The government, the suave white-coated PR consultants of the energy industry – even, heaven help us, some well-meaning "green campaigners" – would have you believe they've got it all sorted now.
That clean, modern, up-to-date nuclear power is both necessary and safe. That there could never be another Windscale. Another Three-Mile Island. Another Chernobyl.
They didn't want us to know about, or notice, the report by the government's chief nuclear inspector, Mike Weightman, which considered 1,767 leaks, breakdowns or other "events" over the past seven years.
Of which around half were considered serious enough to have had "the potential to challenge a nuclear safety system".
At Sellafield they think they've finally stopped a leak that's been going on for 50 years. Since the days it was still known as Windscale.
At Dounreay a manhole was contaminated with plutonium.
On our own coast at Sizewell – one of the sites earmarked for more nuclear development – "the wrong kind of pipe" led to a radioactive leak in 2007.
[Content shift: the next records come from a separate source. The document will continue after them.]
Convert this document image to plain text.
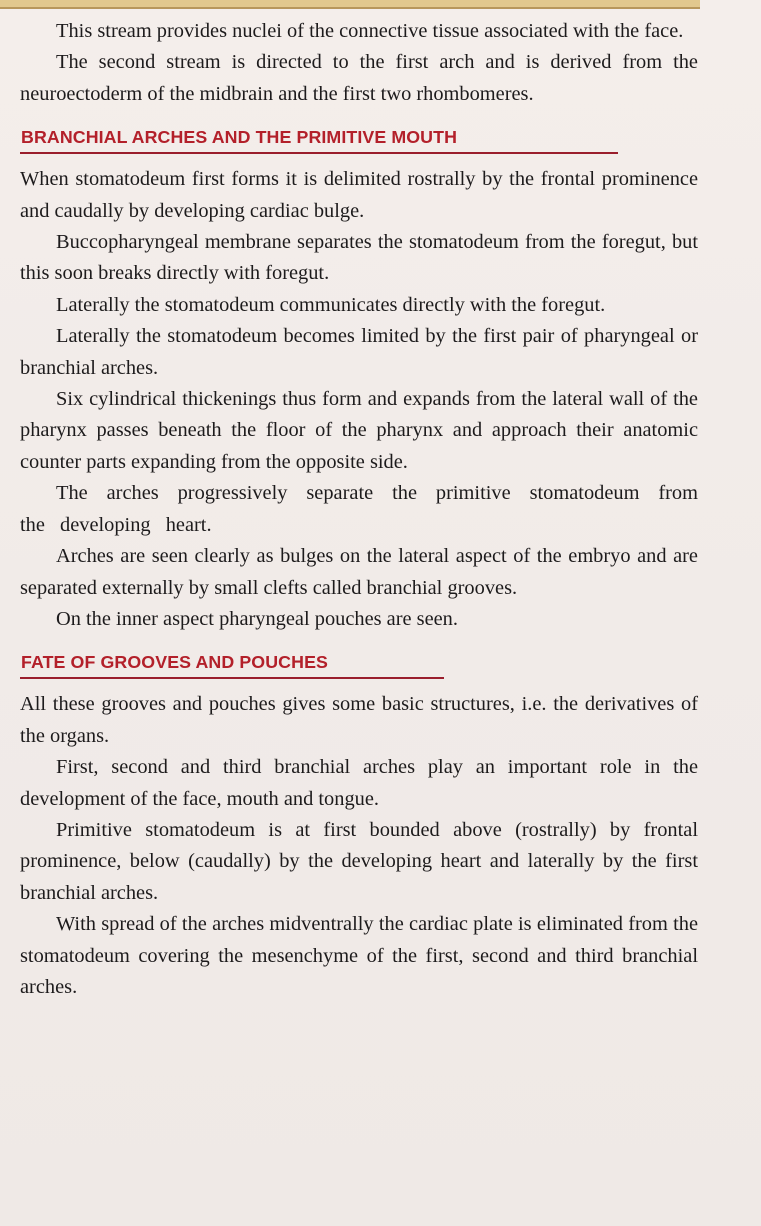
This stream provides nuclei of the connective tissue associated with the face.

The second stream is directed to the first arch and is derived from the neuroectoderm of the midbrain and the first two rhombomeres.

BRANCHIAL ARCHES AND THE PRIMITIVE MOUTH

When stomatodeum first forms it is delimited rostrally by the frontal prominence and caudally by developing cardiac bulge.

Buccopharyngeal membrane separates the stomatodeum from the foregut, but this soon breaks directly with foregut.

Laterally the stomatodeum communicates directly with the foregut.

Laterally the stomatodeum becomes limited by the first pair of pharyngeal or branchial arches.

Six cylindrical thickenings thus form and expands from the lateral wall of the pharynx passes beneath the floor of the pharynx and approach their anatomic counter parts expanding from the opposite side.

The arches progressively separate the primitive stomatodeum from the developing heart.

Arches are seen clearly as bulges on the lateral aspect of the embryo and are separated externally by small clefts called branchial grooves.

On the inner aspect pharyngeal pouches are seen.

FATE OF GROOVES AND POUCHES

All these grooves and pouches gives some basic structures, i.e. the derivatives of the organs.

First, second and third branchial arches play an important role in the development of the face, mouth and tongue.

Primitive stomatodeum is at first bounded above (rostrally) by frontal prominence, below (caudally) by the developing heart and laterally by the first branchial arches.

With spread of the arches midventrally the cardiac plate is eliminated from the stomatodeum covering the mesenchyme of the first, second and third branchial arches.
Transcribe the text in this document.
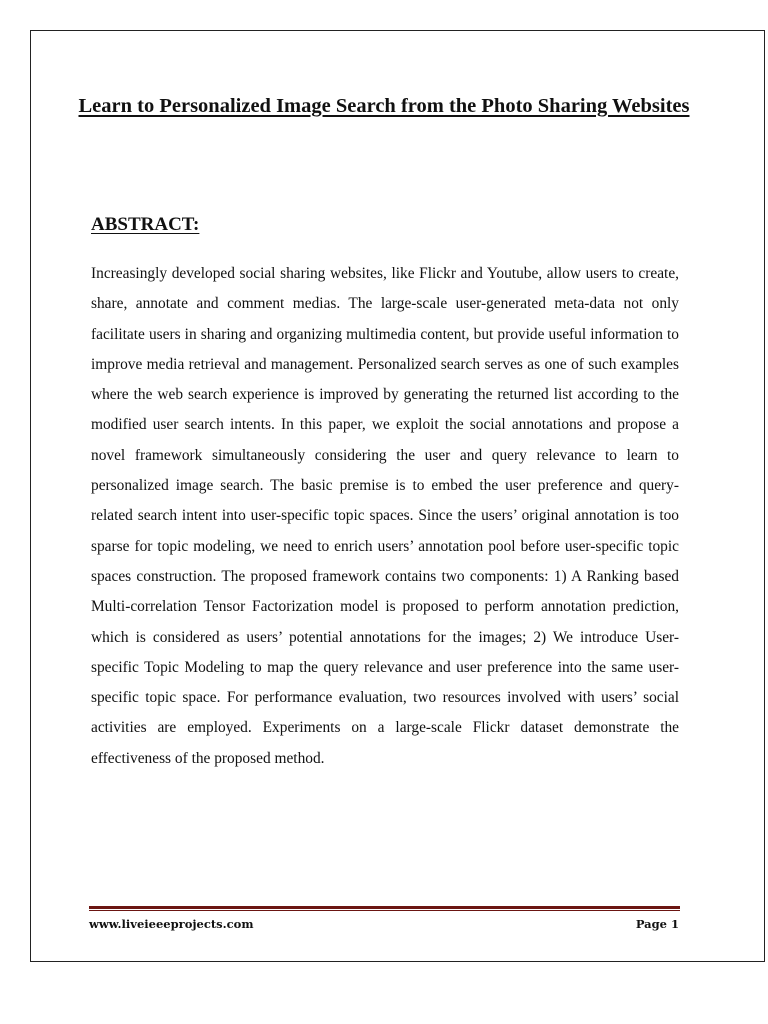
Learn to Personalized Image Search from the Photo Sharing Websites
ABSTRACT:

Increasingly developed social sharing websites, like Flickr and Youtube, allow users to create, share, annotate and comment medias. The large-scale user-generated meta-data not only facilitate users in sharing and organizing multimedia content, but provide useful information to improve media retrieval and management. Personalized search serves as one of such examples where the web search experience is improved by generating the returned list according to the modified user search intents. In this paper, we exploit the social annotations and propose a novel framework simultaneously considering the user and query relevance to learn to personalized image search. The basic premise is to embed the user preference and query-related search intent into user-specific topic spaces. Since the users’ original annotation is too sparse for topic modeling, we need to enrich users’ annotation pool before user-specific topic spaces construction. The proposed framework contains two components: 1) A Ranking based Multi-correlation Tensor Factorization model is proposed to perform annotation prediction, which is considered as users’ potential annotations for the images; 2) We introduce User-specific Topic Modeling to map the query relevance and user preference into the same user-specific topic space. For performance evaluation, two resources involved with users’ social activities are employed. Experiments on a large-scale Flickr dataset demonstrate the effectiveness of the proposed method.

www.liveieeeprojects.com	Page 1
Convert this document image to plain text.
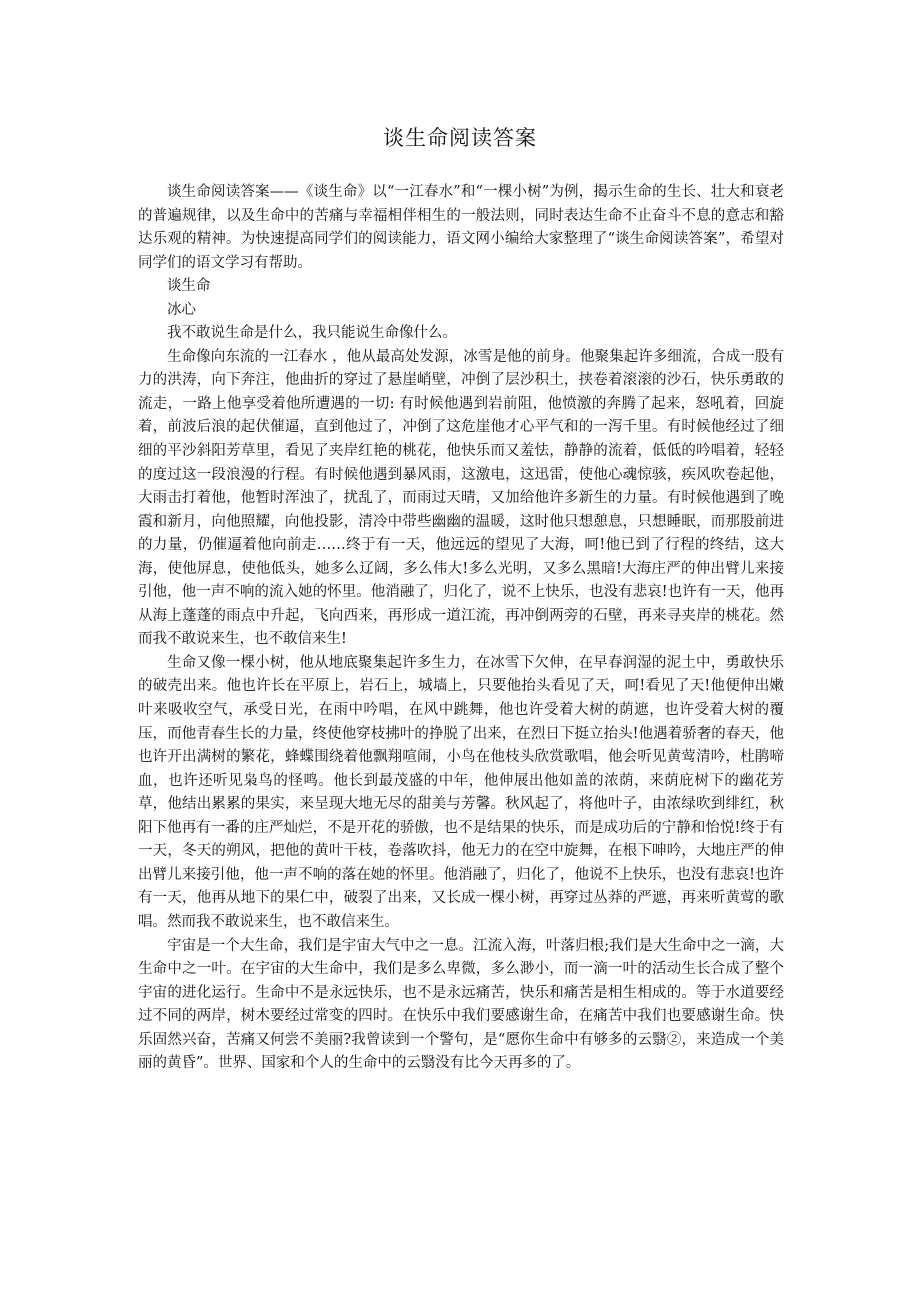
谈生命阅读答案

谈生命阅读答案——《谈生命》以“一江春水”和“一棵小树”为例，揭示生命的生长、壮大和衰老的普遍规律，以及生命中的苦痛与幸福相伴相生的一般法则，同时表达生命不止奋斗不息的意志和豁达乐观的精神。为快速提高同学们的阅读能力，语文网小编给大家整理了“谈生命阅读答案”，希望对同学们的语文学习有帮助。

谈生命

冰心

我不敢说生命是什么，我只能说生命像什么。

生命像向东流的一江春水 ，他从最高处发源，冰雪是他的前身。他聚集起许多细流，合成一股有力的洪涛，向下奔注，他曲折的穿过了悬崖峭壁，冲倒了层沙积土，挟卷着滚滚的沙石，快乐勇敢的流走，一路上他享受着他所遭遇的一切: 有时候他遇到岩前阻，他愤激的奔腾了起来，怒吼着，回旋着，前波后浪的起伏催逼，直到他过了，冲倒了这危崖他才心平气和的一泻千里。有时候他经过了细细的平沙斜阳芳草里，看见了夹岸红艳的桃花，他快乐而又羞怯，静静的流着，低低的吟唱着，轻轻的度过这一段浪漫的行程。有时候他遇到暴风雨，这激电，这迅雷，使他心魂惊骇，疾风吹卷起他，大雨击打着他，他暂时浑浊了，扰乱了，而雨过天晴，又加给他许多新生的力量。有时候他遇到了晚霞和新月，向他照耀，向他投影，清冷中带些幽幽的温暖，这时他只想憩息，只想睡眠，而那股前进的力量，仍催逼着他向前走……终于有一天，他远远的望见了大海，呵!他已到了行程的终结，这大海，使他屏息，使他低头，她多么辽阔，多么伟大!多么光明，又多么黑暗!大海庄严的伸出臂儿来接引他，他一声不响的流入她的怀里。他消融了，归化了，说不上快乐，也没有悲哀!也许有一天，他再从海上蓬蓬的雨点中升起，飞向西来，再形成一道江流，再冲倒两旁的石壁，再来寻夹岸的桃花。然而我不敢说来生，也不敢信来生!

生命又像一棵小树，他从地底聚集起许多生力，在冰雪下欠伸，在早春润湿的泥土中，勇敢快乐的破壳出来。他也许长在平原上，岩石上，城墙上，只要他抬头看见了天，呵!看见了天!他便伸出嫩叶来吸收空气，承受日光，在雨中吟唱，在风中跳舞，他也许受着大树的荫遮，也许受着大树的覆压，而他青春生长的力量，终使他穿枝拂叶的挣脱了出来，在烈日下挺立抬头!他遇着骄奢的春天，他也许开出满树的繁花，蜂蝶围绕着他飘翔喧闹，小鸟在他枝头欣赏歌唱，他会听见黄莺清吟，杜鹃啼血，也许还听见枭鸟的怪鸣。他长到最茂盛的中年，他伸展出他如盖的浓荫，来荫庇树下的幽花芳草，他结出累累的果实，来呈现大地无尽的甜美与芳馨。秋风起了，将他叶子，由浓绿吹到绯红，秋阳下他再有一番的庄严灿烂，不是开花的骄傲，也不是结果的快乐，而是成功后的宁静和怡悦!终于有一天，冬天的朔风，把他的黄叶干枝，卷落吹抖，他无力的在空中旋舞，在根下呻吟，大地庄严的伸出臂儿来接引他，他一声不响的落在她的怀里。他消融了，归化了，他说不上快乐，也没有悲哀!也许有一天，他再从地下的果仁中，破裂了出来，又长成一棵小树，再穿过丛莽的严遮，再来听黄莺的歌唱。然而我不敢说来生，也不敢信来生。

宇宙是一个大生命，我们是宇宙大气中之一息。江流入海，叶落归根;我们是大生命中之一滴，大生命中之一叶。在宇宙的大生命中，我们是多么卑微，多么渺小，而一滴一叶的活动生长合成了整个宇宙的进化运行。生命中不是永远快乐，也不是永远痛苦，快乐和痛苦是相生相成的。等于水道要经过不同的两岸，树木要经过常变的四时。在快乐中我们要感谢生命，在痛苦中我们也要感谢生命。快乐固然兴奋，苦痛又何尝不美丽?我曾读到一个警句，是“愿你生命中有够多的云翳②，来造成一个美丽的黄昏”。世界、国家和个人的生命中的云翳没有比今天再多的了。
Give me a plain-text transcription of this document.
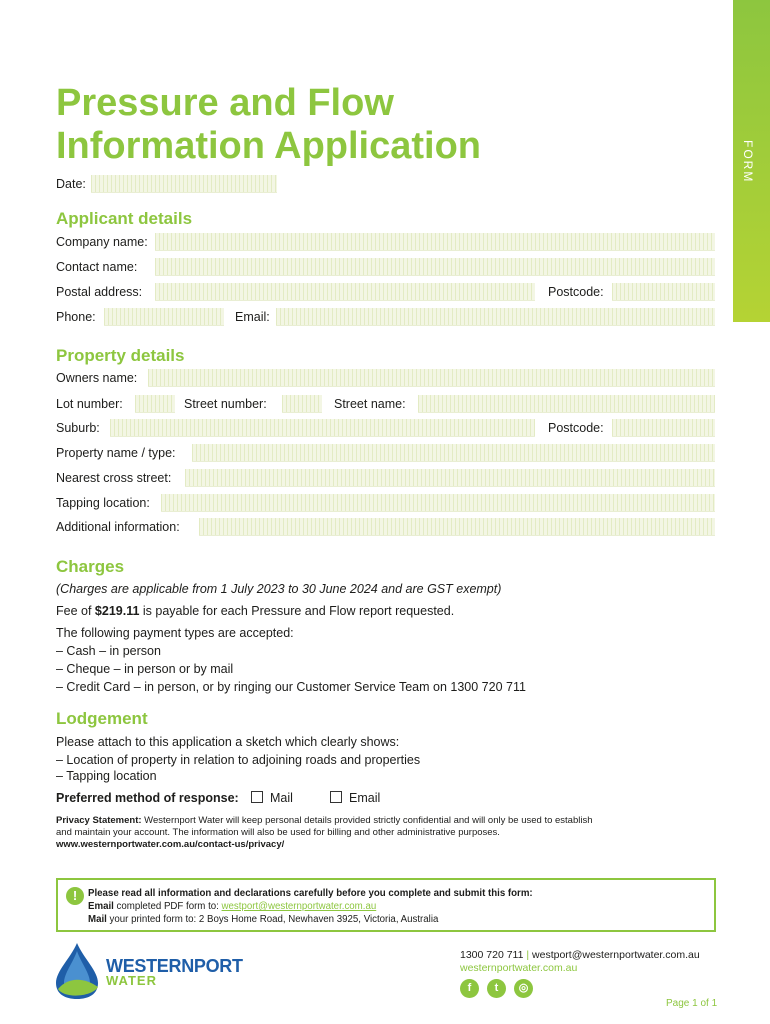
FORM
Pressure and Flow
Information Application
Date:
Applicant details
Company name:
Contact name:
Postal address:	Postcode:
Phone:	Email:
Property details
Owners name:
Lot number:	Street number:	Street name:
Suburb:	Postcode:
Property name / type:
Nearest cross street:
Tapping location:
Additional information:
Charges
(Charges are applicable from 1 July 2023 to 30 June 2024 and are GST exempt)
Fee of $219.11 is payable for each Pressure and Flow report requested.
The following payment types are accepted:
– Cash – in person
– Cheque – in person or by mail
– Credit Card – in person, or by ringing our Customer Service Team on 1300 720 711
Lodgement
Please attach to this application a sketch which clearly shows:
– Location of property in relation to adjoining roads and properties
– Tapping location
Preferred method of response:	Mail	Email
Privacy Statement: Westernport Water will keep personal details provided strictly confidential and will only be used to establish
and maintain your account. The information will also be used for billing and other administrative purposes.
www.westernportwater.com.au/contact-us/privacy/
!	Please read all information and declarations carefully before you complete and submit this form:
Email completed PDF form to: westport@westernportwater.com.au
Mail your printed form to: 2 Boys Home Road, Newhaven 3925, Victoria, Australia
WESTERNPORT
WATER
1300 720 711 | westport@westernportwater.com.au
westernportwater.com.au
f	t	◎
Page 1 of 1
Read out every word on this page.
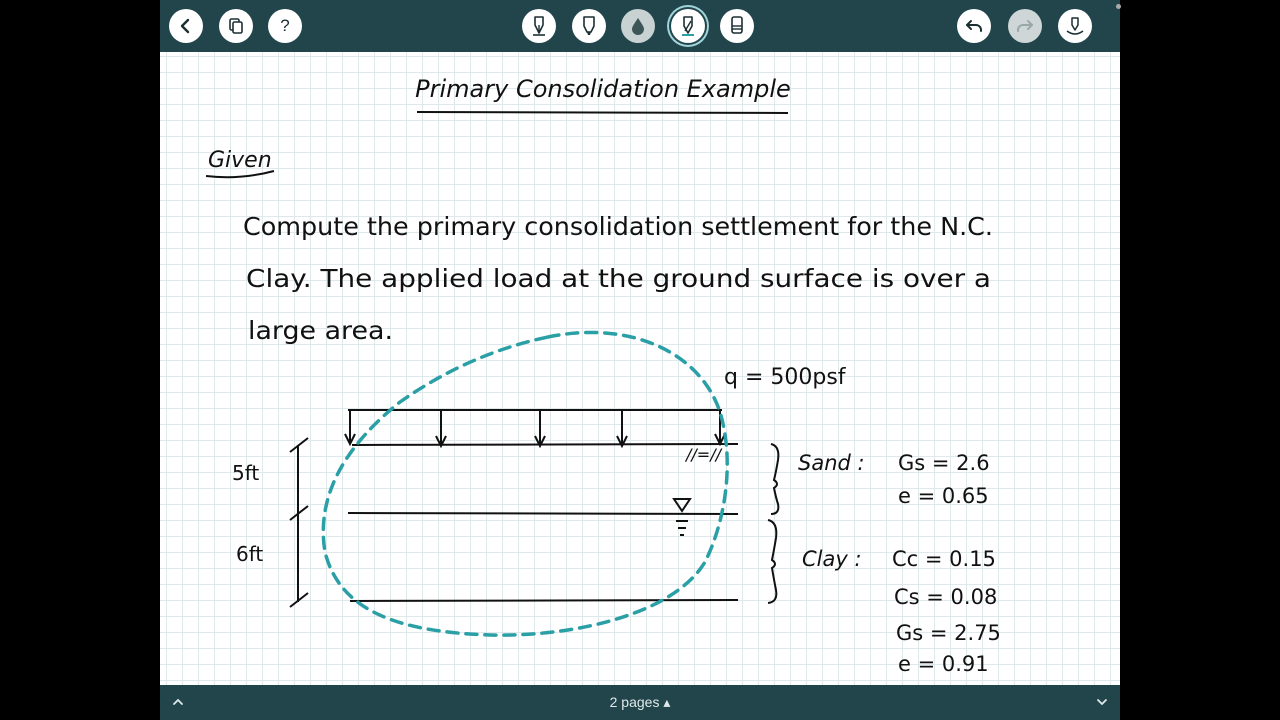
?
Primary Consolidation Example
Given
Compute the primary consolidation settlement for the N.C.
Clay. The applied load at the ground surface is over a
large area.
q = 500psf
//=//
5ft
6ft
Sand : Gs = 2.6
e = 0.65
Clay : Cc = 0.15
Cs = 0.08
Gs = 2.75
e = 0.91
2 pages ▴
How bad was it? It depends who you ask.
One side says we were "ten hours from disaster". The other claims it was a minor incident in an industry with "a very good safety record".
You could fairly say of both sides: "They would say that, wouldn't they?"
But anyone who's studied the near-catastrophe at Windscale in 1957 will know how far officialdom will go to whitewash unattractive facts. (If you're interested enough, my aunt, Lorna Arnold, wrote the official history).
And it's a fair question how much either side – protesters or officials – really know the facts.
Do they know, for example, how far sea levels will really rise in the coming decades of global warming? Will the tide seep into Sellafield, Hartlepool, Hinkley and Heysham – or pour in?
The sea will eventually erode away the cliffs under Sizewell and Dounreay. What will happen then?
I don't know the answers to those questions. And I don't believe anyone else does either.